By Sreenivasa Valluri, Principal Enterprise Architect
Rise and shine. It’s time to start the day. You check the weather forecast—do I need an umbrella or sunscreen today? Rain boots or a snow parka?
We all know that forecasts are not always reliable. As the joke goes:
“What does everyone listen to but never believe?”
“The weather forecast.”
No one wants their AI model to resemble a spurious weather report. While we may not have control over the weather, we do have the ability to positively impact AI model reliability.
In this blog, we’ll explore AI model reliability, factors affecting reliability, and what federal agencies should prioritize when designing and deploying AI models.
Avoiding Clouds on the Horizon: AI Model Reliability
For federal missions, the stakes are high. Sure, an inaccurate weather forecast can disrupt your day or maybe ruin your favorite pair of shoes. But for national security missions, an unreliable AI model can introduce false positives or negatives, leading to the misidentification of threats. Similarly, for federal health missions, an unreliable AI model could perpetuate bias, negatively impacting research and care.
So, what is AI model reliability, exactly? AI model reliability refers to the consistency and accuracy of an AI model’s performance over time.
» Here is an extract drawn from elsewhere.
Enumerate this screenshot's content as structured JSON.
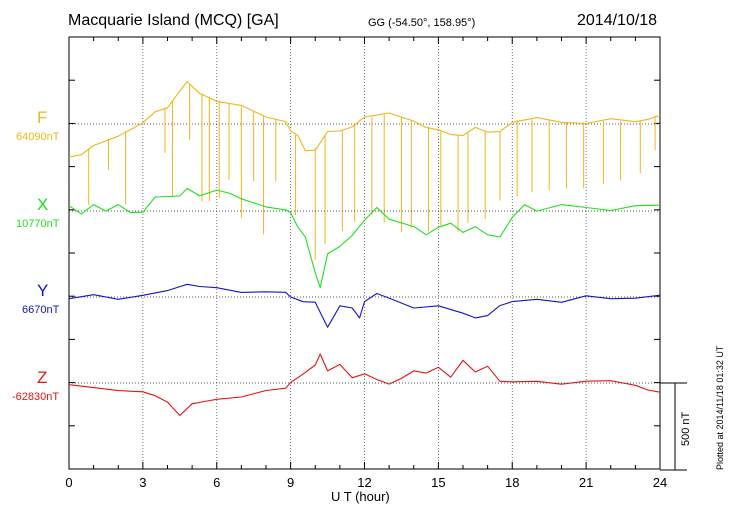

When designing AI models, reliability doesn’t happen by accident. Multiple factors affect AI model reliability, from data quality and drift to model complexity, training methodology to evaluation metrics.
Also Read: How AI Works: the Belly and the Brain
So, how do agencies improve AI model reliability? At Unissant, we focus on these strategies.
- Data Cleaning and Preprocessing: AI models benefit from clean and bias-free data inputs. Unissant is helping clients create synthetic data to address bias and improve reliability (For a simple explanation of profile-based synthetic data generation, see our previous blog Fake It Till You Make It). Additionally, we use preprocessing techniques like normalization and feature engineering to enhance model performance and reduce bias.
- Cross-Validation: This process helps gauge how well a model generalizes to unseen data, much like validating forecasts with real-world conditions. (Learn more about Generalizability in our previous AI in Plain English blog Is Your AI Algorithm Big Game Ready?) Cross-validation techniques divide the dataset into training and validation sets to assess a model's performance on diverse data.
- Explainability: Explainable AI (XAI) helps build trust in the reliability of AI systems, providing visibility into how the AI system arrives at its decisions. XAI is an important concept for identifying and addressing bias. (We break down the essential elements of XAI in Explaining Explainability: Feeding your hunger for responsible AI).
- Regularization and Hyperparameter Tuning: Agencies need to prevent "overfitting," where a model performs well on training data but poorly on new data. For example, if a model is only taught to recognize rain as bad weather, it might not understand that snow or hail also fit into the “bad weather” category. We use regularization to help the model learn more general patterns; hyperparameter tuning fine-tunes the model's settings to find the best balance between being too specific and not specific enough.
- Ensemble Methods: Combining multiple models can improve reliability. Ensemble methods leverage the collective wisdom of multiple models to reduce variance and improve predictive accuracy—think multiple top meteorologists working together to analyze data and make predictions.
- Continuous Monitoring and Retraining: Keep an eye on model performance, assessing how it performs as new data becomes available. Regularly monitoring model performance helps identify drift or degradation over time. Retraining models with new data ensures they remain accurate and up to date, adapting to changing conditions and improving their ability to handle evolving challenges.
Predicting Clear Skies with Confidence
AI model reliability, much like weather forecasting, requires continuous attention, adaptation, and transparency. By incorporating Unissant’s strategies into the lifecycle, agencies can improve AI model reliability. Prioritize these strategies to deliver more reliable, trustworthy predictions, enhancing decision-making and reinforcing public trust. In conclusion, think of a well-built AI model as a sturdy shelter in a storm—it provides valuable protection when you need it most.